There was the table Master Albright occupied alone; there were two tables in the other room, one of which held two other dinner guests. Kip hesitated. “If you wouldn’t mind, sir?”
“Of course, of course.” Albright gestured to the place across from him.
“Thank you, sir.” Kip took the seat as Bridget swept away, no doubt to fetch him ale and a plate of the roast pork that Albright had in front of him.
“Now,” Albright said around a mouthful of meat, “Is this merely a coincidence built around a mutual appreciation for Bridget’s kitchen or have you been seeking me out?”
Kip fidgeted, his ears lowering. “I have been seeking you out, sir.”
“And to what purpose?”
“Well, er.” Kip did not have an impulse to tell Albright everything about his life. Perhaps he’d been mistaken about the spiritual hold, or Albright was simply not casting one now. “You see, I bore a letter from my friend to his family here in London, and I would like to let him know that it’s been delivered. But I have no way to get the letter to America.”
“I see.”
“And you did mention that translocation is your specialty, sir.”

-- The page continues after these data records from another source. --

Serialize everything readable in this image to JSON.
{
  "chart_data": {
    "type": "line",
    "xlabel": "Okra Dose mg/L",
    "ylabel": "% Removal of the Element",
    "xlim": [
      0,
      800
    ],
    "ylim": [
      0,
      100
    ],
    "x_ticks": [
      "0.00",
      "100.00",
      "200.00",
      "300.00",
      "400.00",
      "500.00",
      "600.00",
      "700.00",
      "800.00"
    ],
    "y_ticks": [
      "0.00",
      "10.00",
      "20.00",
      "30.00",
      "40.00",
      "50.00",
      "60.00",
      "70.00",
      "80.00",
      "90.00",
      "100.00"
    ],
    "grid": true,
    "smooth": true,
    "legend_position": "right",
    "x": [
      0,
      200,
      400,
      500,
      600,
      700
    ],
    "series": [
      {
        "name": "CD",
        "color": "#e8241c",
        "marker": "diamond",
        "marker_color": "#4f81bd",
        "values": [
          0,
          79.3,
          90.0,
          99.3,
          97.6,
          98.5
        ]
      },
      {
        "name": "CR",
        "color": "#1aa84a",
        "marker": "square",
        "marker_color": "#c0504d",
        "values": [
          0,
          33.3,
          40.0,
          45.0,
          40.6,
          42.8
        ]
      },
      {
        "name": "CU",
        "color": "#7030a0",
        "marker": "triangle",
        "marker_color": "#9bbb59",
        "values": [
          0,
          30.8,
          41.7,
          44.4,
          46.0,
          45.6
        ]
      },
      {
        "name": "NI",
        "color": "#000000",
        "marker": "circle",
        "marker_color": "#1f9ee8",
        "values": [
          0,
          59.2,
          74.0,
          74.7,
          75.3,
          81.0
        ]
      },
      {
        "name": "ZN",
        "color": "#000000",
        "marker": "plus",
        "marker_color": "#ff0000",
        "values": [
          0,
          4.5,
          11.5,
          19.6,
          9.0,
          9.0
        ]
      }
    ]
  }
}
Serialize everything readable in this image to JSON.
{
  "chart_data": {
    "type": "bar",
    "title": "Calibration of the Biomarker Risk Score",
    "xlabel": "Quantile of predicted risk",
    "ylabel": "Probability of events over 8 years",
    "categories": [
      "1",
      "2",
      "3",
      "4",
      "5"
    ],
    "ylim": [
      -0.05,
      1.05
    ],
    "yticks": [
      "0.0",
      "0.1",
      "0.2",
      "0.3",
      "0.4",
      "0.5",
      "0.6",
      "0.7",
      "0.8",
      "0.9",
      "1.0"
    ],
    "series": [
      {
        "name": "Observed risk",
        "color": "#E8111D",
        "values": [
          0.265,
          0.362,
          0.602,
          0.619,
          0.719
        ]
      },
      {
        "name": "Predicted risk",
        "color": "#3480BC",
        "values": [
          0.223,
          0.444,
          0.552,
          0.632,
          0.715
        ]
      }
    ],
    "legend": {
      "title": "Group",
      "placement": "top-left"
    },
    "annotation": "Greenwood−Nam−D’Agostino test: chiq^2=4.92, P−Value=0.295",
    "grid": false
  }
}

“So I did.” Albright swallowed a mouthful and followed it with another. “I will of course be pleased to help. I have never been to Prince George’s, though, so I will need your help to direct the letter.”
“Of course.” Kip’s tail swished once before he calmed it.
“And…I would like to ask a favor of you in return.”
Kip perked his ears. “Yes, sir?”
“Mmm.” Albright finished his mouthful and his dark eyes met Kip’s. “Cott is often very close-mouthed about his researches. Has funny ideas about who does and doesn’t like him rather than who needs to know such things.”
Bridget returned with Kip’s ale and dinner, and he took a drink but refrained from eating, though the smell of the roast made his mouth water. Was Albright going to ask him to spy on Cott? “I see?”